36 : Asem Kecut Gula Legi

Mulai dari awal
                                    

"Fillah, Ilana." Ustadzah Marwah memanggil, yang lantas disahuti oleh empunya. "Bunda tahu kalian sudah sah, sudah halal mau melakukan apa pun. Berbeda dengan yang dulu. Tapi, jangan di ruang tamu juga. Kalau ada yang lihat, bagaimana? Masih untung kami yang memergoki kalian, apatah kalau yang memergoki itu santri? Bisa gempar kalian jadi bahan bulan-bulanan," ujar Ustadzah Marwah memberi saran.

"Bunda..." panggil Fillah lirih, seakan-akan tengah merengek karena dituduh yang tidak-tidak. "Apa perlu Fillah jelaskan kayak waktu itu, tentang apa yang sebenarnya terjadi?"

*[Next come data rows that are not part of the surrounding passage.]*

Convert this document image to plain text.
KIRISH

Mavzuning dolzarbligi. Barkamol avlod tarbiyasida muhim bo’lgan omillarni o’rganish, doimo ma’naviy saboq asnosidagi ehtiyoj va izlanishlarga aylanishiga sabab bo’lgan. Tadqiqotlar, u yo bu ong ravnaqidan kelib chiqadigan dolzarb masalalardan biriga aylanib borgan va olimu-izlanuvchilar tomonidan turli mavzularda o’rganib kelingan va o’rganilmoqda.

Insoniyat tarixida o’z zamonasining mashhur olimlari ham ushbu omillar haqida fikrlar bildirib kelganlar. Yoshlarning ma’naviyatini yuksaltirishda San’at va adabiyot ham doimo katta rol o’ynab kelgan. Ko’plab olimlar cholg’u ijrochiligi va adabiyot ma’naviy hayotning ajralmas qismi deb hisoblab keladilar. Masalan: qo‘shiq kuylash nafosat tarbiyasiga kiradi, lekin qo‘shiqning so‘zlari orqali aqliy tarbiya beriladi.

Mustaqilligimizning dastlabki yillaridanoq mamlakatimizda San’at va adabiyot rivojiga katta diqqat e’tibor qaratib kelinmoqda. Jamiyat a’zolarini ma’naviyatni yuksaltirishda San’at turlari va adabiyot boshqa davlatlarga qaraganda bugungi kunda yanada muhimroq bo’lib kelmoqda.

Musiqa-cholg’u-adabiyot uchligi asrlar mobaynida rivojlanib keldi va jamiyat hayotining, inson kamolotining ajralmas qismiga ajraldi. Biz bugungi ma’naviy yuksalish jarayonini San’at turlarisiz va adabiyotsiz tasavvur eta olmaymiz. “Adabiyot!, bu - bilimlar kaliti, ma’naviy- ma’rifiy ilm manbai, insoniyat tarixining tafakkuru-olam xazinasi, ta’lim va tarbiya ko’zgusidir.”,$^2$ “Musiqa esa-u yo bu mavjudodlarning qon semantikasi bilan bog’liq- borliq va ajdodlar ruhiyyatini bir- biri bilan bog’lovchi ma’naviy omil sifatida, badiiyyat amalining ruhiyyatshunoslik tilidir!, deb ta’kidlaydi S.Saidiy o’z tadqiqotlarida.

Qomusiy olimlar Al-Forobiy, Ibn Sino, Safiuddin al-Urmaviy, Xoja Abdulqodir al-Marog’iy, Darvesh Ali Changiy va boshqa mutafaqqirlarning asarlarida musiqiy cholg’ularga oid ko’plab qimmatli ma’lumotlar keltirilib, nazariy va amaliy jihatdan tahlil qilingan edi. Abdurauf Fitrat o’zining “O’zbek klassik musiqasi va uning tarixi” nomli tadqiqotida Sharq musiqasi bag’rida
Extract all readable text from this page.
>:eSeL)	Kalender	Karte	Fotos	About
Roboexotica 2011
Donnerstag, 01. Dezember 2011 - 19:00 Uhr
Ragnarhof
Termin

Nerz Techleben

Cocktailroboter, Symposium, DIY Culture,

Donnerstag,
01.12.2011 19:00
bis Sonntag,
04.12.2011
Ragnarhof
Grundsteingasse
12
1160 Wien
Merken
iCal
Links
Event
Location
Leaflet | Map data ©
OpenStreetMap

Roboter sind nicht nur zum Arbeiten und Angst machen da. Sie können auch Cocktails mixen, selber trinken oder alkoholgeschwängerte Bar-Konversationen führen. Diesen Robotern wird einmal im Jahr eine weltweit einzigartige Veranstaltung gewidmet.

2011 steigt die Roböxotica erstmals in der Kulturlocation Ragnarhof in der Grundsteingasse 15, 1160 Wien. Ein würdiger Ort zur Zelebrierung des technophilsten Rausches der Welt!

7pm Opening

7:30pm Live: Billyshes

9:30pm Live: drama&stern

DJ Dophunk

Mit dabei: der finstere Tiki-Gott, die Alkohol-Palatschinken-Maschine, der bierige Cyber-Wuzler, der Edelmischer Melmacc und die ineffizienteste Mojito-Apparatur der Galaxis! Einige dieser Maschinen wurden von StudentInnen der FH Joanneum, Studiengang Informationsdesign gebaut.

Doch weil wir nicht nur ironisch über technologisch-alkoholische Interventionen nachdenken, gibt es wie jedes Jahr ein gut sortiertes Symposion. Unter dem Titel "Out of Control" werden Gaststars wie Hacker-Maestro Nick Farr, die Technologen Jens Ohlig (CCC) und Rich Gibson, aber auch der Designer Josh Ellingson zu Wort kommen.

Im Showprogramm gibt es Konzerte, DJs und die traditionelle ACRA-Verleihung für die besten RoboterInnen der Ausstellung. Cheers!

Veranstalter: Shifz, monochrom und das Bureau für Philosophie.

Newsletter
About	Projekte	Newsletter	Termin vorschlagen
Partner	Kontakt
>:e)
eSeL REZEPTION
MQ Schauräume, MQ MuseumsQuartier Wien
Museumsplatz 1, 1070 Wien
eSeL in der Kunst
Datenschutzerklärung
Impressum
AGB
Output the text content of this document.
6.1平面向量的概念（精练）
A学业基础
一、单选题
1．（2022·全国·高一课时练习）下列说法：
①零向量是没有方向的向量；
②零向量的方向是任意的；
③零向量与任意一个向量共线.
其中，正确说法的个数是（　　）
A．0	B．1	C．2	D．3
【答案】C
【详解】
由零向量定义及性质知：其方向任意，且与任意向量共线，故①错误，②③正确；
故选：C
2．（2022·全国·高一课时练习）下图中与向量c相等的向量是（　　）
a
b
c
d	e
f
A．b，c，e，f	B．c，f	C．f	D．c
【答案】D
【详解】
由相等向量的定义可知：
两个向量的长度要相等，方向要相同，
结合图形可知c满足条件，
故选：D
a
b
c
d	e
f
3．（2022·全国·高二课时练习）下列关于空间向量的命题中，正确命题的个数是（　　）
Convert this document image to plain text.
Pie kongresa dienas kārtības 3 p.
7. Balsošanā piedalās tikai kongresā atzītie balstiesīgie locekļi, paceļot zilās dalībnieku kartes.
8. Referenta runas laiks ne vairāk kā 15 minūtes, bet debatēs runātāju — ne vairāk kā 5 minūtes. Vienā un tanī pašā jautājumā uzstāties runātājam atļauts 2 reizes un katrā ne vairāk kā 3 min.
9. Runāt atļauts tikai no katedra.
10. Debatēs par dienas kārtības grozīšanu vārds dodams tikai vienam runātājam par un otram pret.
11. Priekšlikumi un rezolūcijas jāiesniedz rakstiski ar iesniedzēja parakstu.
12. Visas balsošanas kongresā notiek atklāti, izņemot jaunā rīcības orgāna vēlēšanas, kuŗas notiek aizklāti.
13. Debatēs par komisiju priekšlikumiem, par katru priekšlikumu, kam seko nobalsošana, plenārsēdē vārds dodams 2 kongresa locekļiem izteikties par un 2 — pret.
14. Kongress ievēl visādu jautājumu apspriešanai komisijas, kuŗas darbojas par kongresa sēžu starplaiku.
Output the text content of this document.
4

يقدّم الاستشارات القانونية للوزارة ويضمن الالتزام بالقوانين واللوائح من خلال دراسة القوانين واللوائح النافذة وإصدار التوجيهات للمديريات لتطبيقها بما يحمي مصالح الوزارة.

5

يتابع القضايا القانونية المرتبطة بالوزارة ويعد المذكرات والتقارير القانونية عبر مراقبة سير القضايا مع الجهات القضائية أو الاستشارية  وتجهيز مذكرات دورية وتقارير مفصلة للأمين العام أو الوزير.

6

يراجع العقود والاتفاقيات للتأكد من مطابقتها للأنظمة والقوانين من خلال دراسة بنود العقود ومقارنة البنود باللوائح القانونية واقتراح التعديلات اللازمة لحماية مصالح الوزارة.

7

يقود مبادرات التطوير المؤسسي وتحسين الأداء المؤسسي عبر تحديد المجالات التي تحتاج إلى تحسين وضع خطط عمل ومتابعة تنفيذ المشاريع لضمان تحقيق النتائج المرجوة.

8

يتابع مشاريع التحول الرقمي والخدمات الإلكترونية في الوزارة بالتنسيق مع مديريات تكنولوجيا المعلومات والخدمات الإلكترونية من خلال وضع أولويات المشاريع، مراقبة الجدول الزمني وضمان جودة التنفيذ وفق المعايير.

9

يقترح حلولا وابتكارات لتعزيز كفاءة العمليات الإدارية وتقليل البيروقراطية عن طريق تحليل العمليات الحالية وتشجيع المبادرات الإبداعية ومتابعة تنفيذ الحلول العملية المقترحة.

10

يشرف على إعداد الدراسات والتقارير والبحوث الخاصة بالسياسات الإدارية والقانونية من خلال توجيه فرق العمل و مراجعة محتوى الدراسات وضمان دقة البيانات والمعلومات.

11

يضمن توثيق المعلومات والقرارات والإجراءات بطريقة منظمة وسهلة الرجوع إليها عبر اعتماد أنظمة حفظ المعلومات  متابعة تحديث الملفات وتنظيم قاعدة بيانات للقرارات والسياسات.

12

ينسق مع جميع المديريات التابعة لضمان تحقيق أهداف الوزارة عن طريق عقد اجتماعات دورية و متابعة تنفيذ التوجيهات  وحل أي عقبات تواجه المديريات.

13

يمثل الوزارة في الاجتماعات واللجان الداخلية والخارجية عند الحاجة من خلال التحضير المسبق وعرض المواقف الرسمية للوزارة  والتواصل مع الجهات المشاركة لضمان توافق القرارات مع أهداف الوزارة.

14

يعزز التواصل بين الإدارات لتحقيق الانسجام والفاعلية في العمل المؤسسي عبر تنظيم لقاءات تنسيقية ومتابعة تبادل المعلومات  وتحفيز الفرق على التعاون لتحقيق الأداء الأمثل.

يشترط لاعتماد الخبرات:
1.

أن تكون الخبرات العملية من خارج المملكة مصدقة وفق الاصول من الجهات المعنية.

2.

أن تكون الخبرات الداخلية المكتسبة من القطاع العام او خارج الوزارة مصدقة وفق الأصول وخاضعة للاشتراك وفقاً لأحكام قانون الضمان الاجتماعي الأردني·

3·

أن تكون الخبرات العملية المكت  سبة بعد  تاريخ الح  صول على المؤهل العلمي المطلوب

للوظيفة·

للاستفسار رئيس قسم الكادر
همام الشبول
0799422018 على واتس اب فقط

"Nggak perlu, Nak." Sang bunda menggelengkan kepala dengan masih terkekeh kecil mendengar suara anaknya. "Tapi, kalian harus tanggung jawab, lho. Gordennya rusak. Kalian yang harus memasangnya besok."

"Na'am, Bunda."

Kedua netra keabu-abuan Ustadzah Marwah beralih melempar pandang pada sang menantu keduanya. "Kasihan menantu Bunda. Pasti nggak nyaman, ya, ada di posisi seperti saat ini? Maaf, ya, Sayang."

"Tidak apa-apa, Bunda."

"Adik ipar."

Ilana menoleh ke arah Fahmi yang memanggilnya, dan menatapnya sekilas, lalu kembali menunduk. "Na'am, Bang?"

"Tolong sampaikan ke suami kamu, kalau mau ngajakin, ya, bilang password-nya dulu. Jangan sok cemen. Gengsi kok dipelihara," pesan Fahmi pada Ilana yang tak dapat adik iparnya itu pahami apa maksud dari perkataannya.

"Apaan, sih, Abang!" Fillah mendengkus begitu mendengar penuturan sang kakak. Meski menggunakan kata kiasan, tetapi Fillah mengerti maksud dari ucapan kakaknya. Dan lagi pula, mereka masih berada di ruangan yang sama, masih dapat bertatap muka satu sama lain, lantas kenapa mengatakannya pada Ilana? Kenapa tidak langsung saja?

"Biasanya kamu nggak peka," timpal Fahmi.

"Abang ngaca juga, dong. Ingat anak sama istri. Abang juga nggak peka orangnya," balas Fillah. "Bukan begitu, Mbak?" tanyanya pada Nabila, yang lantas dibalas anggukan oleh perempuan tersebut.

"Jangankan peka, dikasih kode saja nggak paham-paham."

Fillah tergelak mendengarnya. Ia menatap Fahmi dengan raut wajah mengejek dan menggerakkan bibirnya, lalu berkata lirih, "Mampus kau!"

"Kamu, kok, bilangnya begitu, Yang?" tanya Fahmi pada istrinya dengan nada manja. Yang membuat Fillah ingin sekali memanggil semua santri untuk menyaksikan sendiri bagaimana calon Kyai mereka bertingkah layaknya anak kecil.

"Bila cuma mencurahkan isi hati, Mas."

"Nah loh, Abang harus berubah, ya. Kasihan Mbak Nabila dan Hanin jadi korban," ujar Fillah sembari yang masih tergelak, seolah puas membalas Fahmi.

"Berlebihan kamu, Dek. Ingat, Ilana juga jadi korban gengsimu."

Ilana memandang orang-orang di sana dengan mengernyitkan kening. Kenapa namanya dibawa-bawa dalam guyonan kakak beradik itu?

"Sudah, Bang, jangan diteruskan lagi bercandaannya. Fillah juga. Sekarang sudah malam, sebaiknya kalian istirahat," lerai Ustadzah Marwah yang sebenarnya sudah lelah meladeni kedua anaknya yang mau dibilang akur, tetapi mereka saling membalas cibiran, mau dibilang tidak akur, tetapi mereka juga memiliki sikap kekeluargaan. Pun kasihan dengan Ilana yang terlihat sudah diselimuti kantuk meski tak terlalu ketara, tetapi tetap di sana dan turut menjadi korban candaan mereka.

"Siap, Bunda," jawab kedua anak dan kedua menantunya bersamaan.

"Kalau Fillah sama Ilana, mau pulang atau menginap di sini?"